Status: I don't know what else to do with this story

In Plain Sight

Look at You

The next morning I pull on my light jeans and one of my mom’s old Ramones t-shirts and a pair of beat up old Vans. I am bringing in a picture of her so I want to look just like her or as close as I can. My dad says I look like my mother. I don’t believe him but I lie to myself so much that I am starting to actually see her in my features.

I walk up to the attic and open the trunk. I search for the best picture of her. I find one of her sitting next to a boy. It is the most beautiful picture of my mother that I’ve ever seen in my life. Her brown hair is blowing in the wind and she has this great smile that is making me smile even though that smile is twenty-five years old. She looks about sixteen and the boy looks her age. He is smiling and his blonde hair looks so surfer like. So I pocket the picture in the back of my jeans. I get up but then I notice the letter. The letter that describes me and my mother. It is my only link left of that amazingly beautiful person; so I take it with me.

Last period of my day is Psychology and I love it that way. I walk into the class room looking so unlike me. I’m wearing my mother’s shirt and have my hair down like hers is in the picture. I like it because I want to try to feel like I know what it was like to be her. I sit down in my seat in the front row and instantly turn around to talk to one of the guys behind me who tells me that I don’t look like myself. I don’t feel like myself and I love this feeling.

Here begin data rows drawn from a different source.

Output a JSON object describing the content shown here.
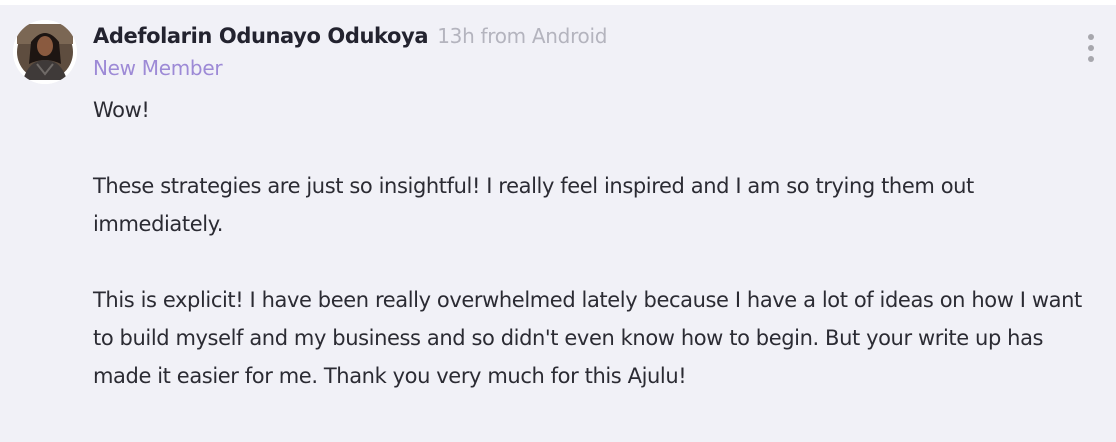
{
  "post": {
    "author_name": "Adefolarin Odunayo Odukoya",
    "meta": "13h from Android",
    "role": "New Member",
    "paragraphs": [
      "Wow!",
      "These strategies are just so insightful! I really feel inspired and I am so trying them out immediately.",
      "This is explicit! I have been really overwhelmed lately because I have a lot of ideas on how I want to build myself and my business and so didn't even know how to begin. But your write up has made it easier for me. Thank you very much for this Ajulu!"
    ]
  },
  "icons": {
    "menu": "more-vertical-icon",
    "avatar": "user-avatar"
  },
  "colors": {
    "card_background": "#f1f1f7",
    "author_name": "#23232f",
    "meta_text": "#b4b4be",
    "role_text": "#9d8ad6",
    "body_text": "#2b2b33"
  }
}
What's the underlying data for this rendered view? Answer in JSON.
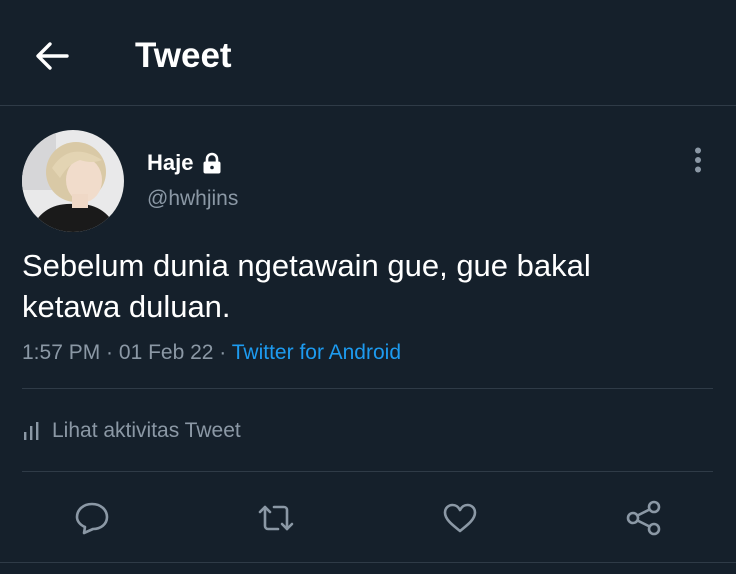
{
  "header": {
    "title": "Tweet"
  },
  "author": {
    "display_name": "Haje",
    "handle": "@hwhjins",
    "protected": true
  },
  "tweet": {
    "text_line1": "Sebelum dunia ngetawain gue, gue bakal",
    "text_line2": "ketawa duluan.",
    "time": "1:57 PM",
    "separator1": " · ",
    "date": "01 Feb 22",
    "separator2": " · ",
    "source": "Twitter for Android"
  },
  "activity": {
    "label": "Lihat aktivitas Tweet"
  },
  "actions": [
    "reply-icon",
    "retweet-icon",
    "like-icon",
    "share-icon"
  ],
  "colors": {
    "background": "#15202b",
    "text": "#ffffff",
    "secondary_text": "#8b98a5",
    "link": "#1d9bf0",
    "divider": "#2f3b47"
  }
}
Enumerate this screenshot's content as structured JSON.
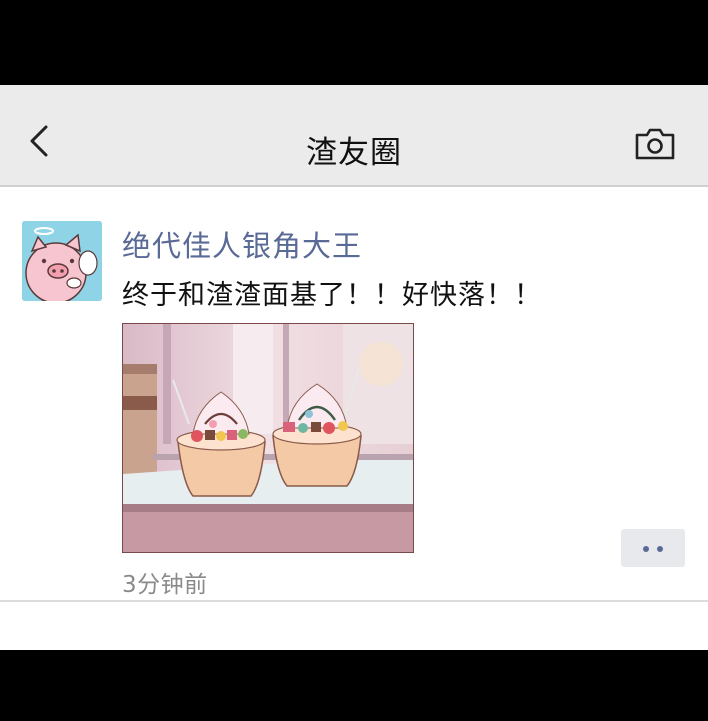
{
  "navbar": {
    "title": "渣友圈",
    "back_icon": "chevron-left-icon",
    "camera_icon": "camera-icon"
  },
  "post": {
    "author": "绝代佳人银角大王",
    "text": "终于和渣渣面基了！！好快落！！",
    "timestamp": "3分钟前",
    "image_description_icon": "ice-cream-photo",
    "more_icon": "more-dots-icon"
  },
  "colors": {
    "navbar_bg": "#ebebeb",
    "author_name": "#5a6a96",
    "timestamp": "#8a8a8a",
    "more_button_bg": "#e8e9ed",
    "avatar_bg": "#8fd3e7"
  }
}
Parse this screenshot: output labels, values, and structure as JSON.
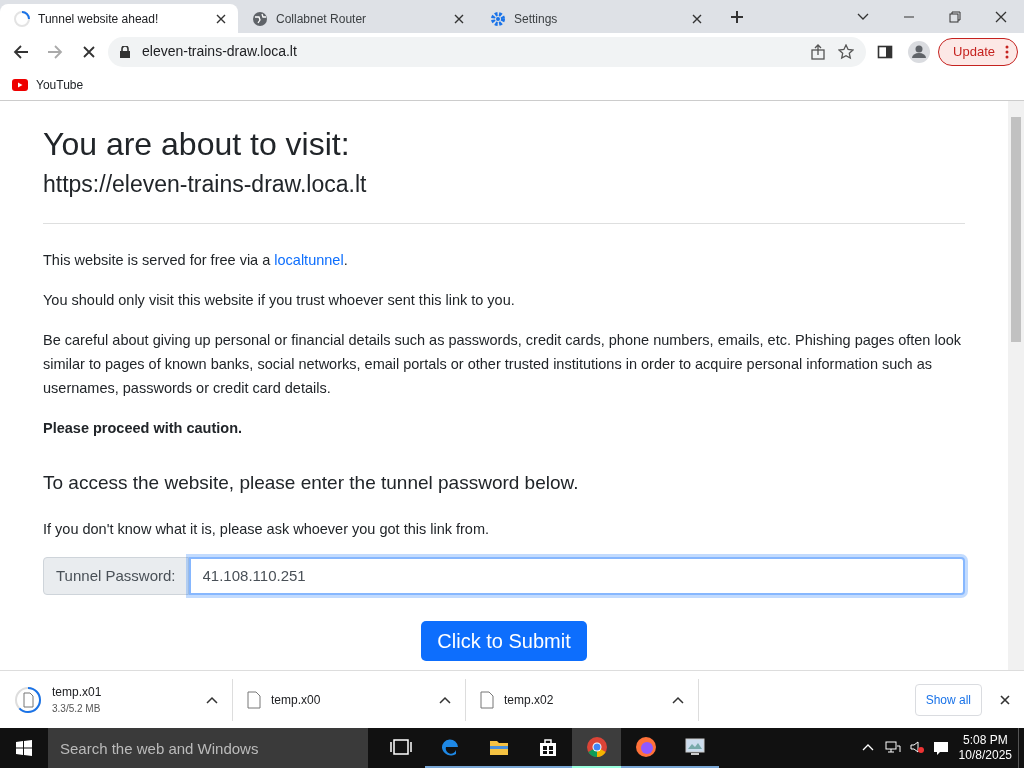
{
  "tabs": [
    {
      "title": "Tunnel website ahead!",
      "selected": true,
      "kind": "loading"
    },
    {
      "title": "Collabnet Router",
      "selected": false,
      "kind": "globe"
    },
    {
      "title": "Settings",
      "selected": false,
      "kind": "gear"
    }
  ],
  "toolbar": {
    "address": "eleven-trains-draw.loca.lt",
    "loading": true,
    "update_button": "Update"
  },
  "bookmarks": [
    {
      "label": "YouTube"
    }
  ],
  "page": {
    "heading": "You are about to visit:",
    "url": "https://eleven-trains-draw.loca.lt",
    "intro": {
      "before": "This website is served for free via a ",
      "link": "localtunnel",
      "after": "."
    },
    "paragraphs": [
      "You should only visit this website if you trust whoever sent this link to you.",
      "Be careful about giving up personal or financial details such as passwords, credit cards, phone numbers, emails, etc. Phishing pages often look similar to pages of known banks, social networks, email portals or other trusted institutions in order to acquire personal information such as usernames, passwords or credit card details."
    ],
    "caution": "Please proceed with caution.",
    "subheading": "To access the website, please enter the tunnel password below.",
    "hint": "If you don't know what it is, please ask whoever you got this link from.",
    "password_label": "Tunnel Password:",
    "password_value": "41.108.110.251",
    "submit": "Click to Submit"
  },
  "downloads": {
    "items": [
      {
        "name": "temp.x01",
        "size": "3.3/5.2 MB"
      },
      {
        "name": "temp.x00"
      },
      {
        "name": "temp.x02"
      }
    ],
    "show_all": "Show all"
  },
  "taskbar": {
    "search_placeholder": "Search the web and Windows",
    "apps": [
      {
        "kind": "taskview",
        "selected": false
      },
      {
        "kind": "edge",
        "selected": false
      },
      {
        "kind": "explorer",
        "selected": false
      },
      {
        "kind": "store",
        "selected": false
      },
      {
        "kind": "chrome",
        "selected": true
      },
      {
        "kind": "firefox",
        "selected": false
      },
      {
        "kind": "monitor",
        "selected": false
      }
    ],
    "time": "5:08 PM",
    "date": "10/8/2025"
  }
}
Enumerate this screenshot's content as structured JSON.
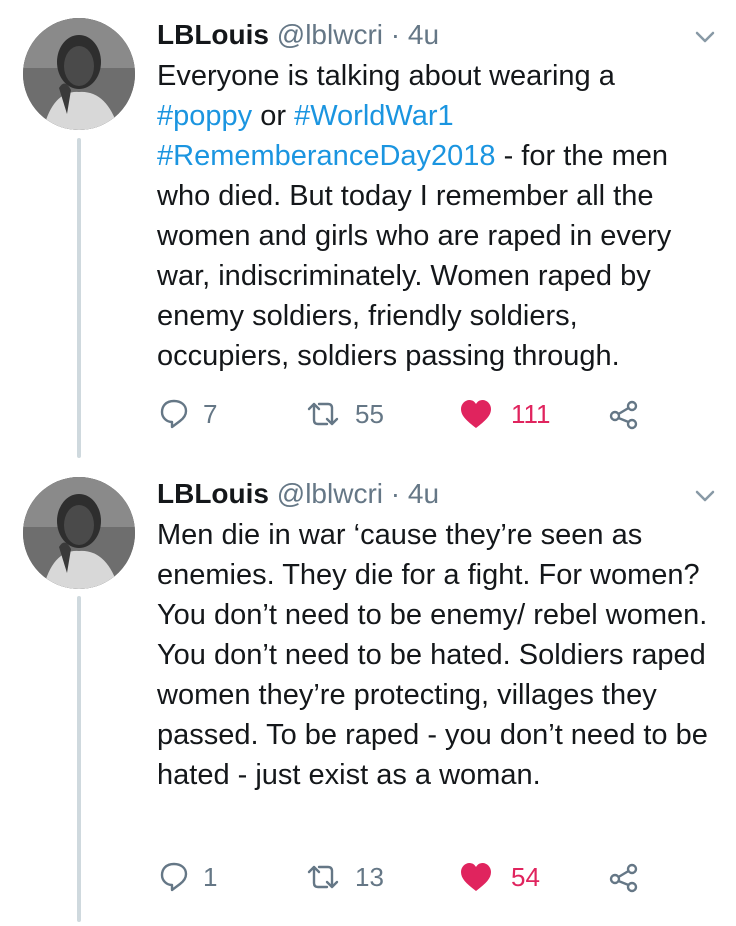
{
  "colors": {
    "accent_link": "#1b95e0",
    "like": "#e0245e",
    "muted": "#657786",
    "text": "#14171a",
    "thread_line": "#cfd9de"
  },
  "tweets": [
    {
      "name": "LBLouis",
      "handle": "@lblwcri",
      "separator": "·",
      "time": "4u",
      "body": [
        {
          "t": "Everyone is talking about wearing a ",
          "tag": false
        },
        {
          "t": "#poppy",
          "tag": true
        },
        {
          "t": " or ",
          "tag": false
        },
        {
          "t": "#WorldWar1",
          "tag": true
        },
        {
          "t": " ",
          "tag": false
        },
        {
          "t": "#RememberanceDay2018",
          "tag": true
        },
        {
          "t": " - for the men who died. But today I remember all the women and girls who are raped in every war, indiscriminately. Women raped by enemy soldiers, friendly soldiers, occupiers, soldiers passing through.",
          "tag": false
        }
      ],
      "replies": "7",
      "retweets": "55",
      "likes": "111",
      "liked": true
    },
    {
      "name": "LBLouis",
      "handle": "@lblwcri",
      "separator": "·",
      "time": "4u",
      "body": [
        {
          "t": "Men die in war ‘cause they’re seen as enemies. They die for a fight. For women? You don’t need to be enemy/ rebel women. You don’t need to be hated. Soldiers raped women they’re protecting, villages they passed. To be raped - you don’t need to be hated - just exist as a woman.",
          "tag": false
        }
      ],
      "replies": "1",
      "retweets": "13",
      "likes": "54",
      "liked": true
    }
  ],
  "icons": {
    "reply": "reply-icon",
    "retweet": "retweet-icon",
    "like": "heart-icon",
    "share": "share-icon",
    "caret": "chevron-down-icon",
    "avatar": "avatar"
  }
}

“Alright class shut your traps so we can begin,” Mr. Bastow laughs as he walks into the classroom closing the door behind him. “I want to see what is most important to you people. Jason Tallmadge you’re up.”

I look at Mr. Bastow and he looks at me. But his look is enough to tell me that he doesn’t recognize me. I listen respectively as everyone else in the class goes before me. Mr. Bastow keeps stealing glances at me like it isn’t me inside those clothes but someone else. He finally looks at me and says it my turn. I pull the letter out of my backpack and take the picture from my pocket.

“Well,” I begin. “A lot of things are important to me but this picture and this letter are the most important. Mostly because I don’t know what they mean but both are truly beautiful.”

“Why are you dressed like that?” One guy asks from the back. It’s a valid question so I answer it.

“To look like my mother when she was young because I need to try to understand her.” I try to explain as I know I accidently am letting down my shield.

“Your mother, why? You can just go home and see her.” The same stupid guy asks.

“I just can’t go home and see her because she isn’t there. She’s dead.” I give them a minute to gasp and a apologize but then I continue, “So I’m going to read you a letter that I found and I have no idea who this ‘Jesse’ is that wrote it but it was next to a picture that gave it more meaning so here it goes.”

“ Ashley,

People don’t understand the difference between you and me. I don’t understand it myself. But that doesn’t mean we can’t be friends. It feels as if I’m playing the girl’s role and you’re playing the boy’s. Ash, when people switch their roles or act out of character total chaos will ensue but I like it and so do you. You hide in plain sight but no one notices. If you don’t understand what I mean it is that you act all collected on the outside but on the inside you’re a time bomb just waiting for someone to press the detonator. I need to you to talk to me. I need you to listen to me. I need you back Ashley. Not the Ashley who is cheer captain but the Ashley who use to lie in my backyard with me and dream about what we could become. I miss her. I want her back and I’ll wait but I don’t know how long I will be able to. I miss you.

All my love, Jesse.”

“It sounds like a love letter but I know that it isn’t. It is way more than that. I know it is—

Mr. Bastow cut me off, “Where did you find that?” He was trying to be calm but he was failing.

“Buried with this picture in a chest of my mother’s.” I take out the picture and look at it then at him.

The entire room was silent. Mr. Bastow is never sharp with anyone and we all are waiting for an explanation. I hand him both the letter and the picture.

I watch him study them and laugh then look sullen as if he lost someone. Almost as if he is sad about knowing my mother is dead. “What?” I ask him.

“You look like her. Class, this is important. Not those comic books that your older brother gave you or the new ring your father got you but these documents of the past.”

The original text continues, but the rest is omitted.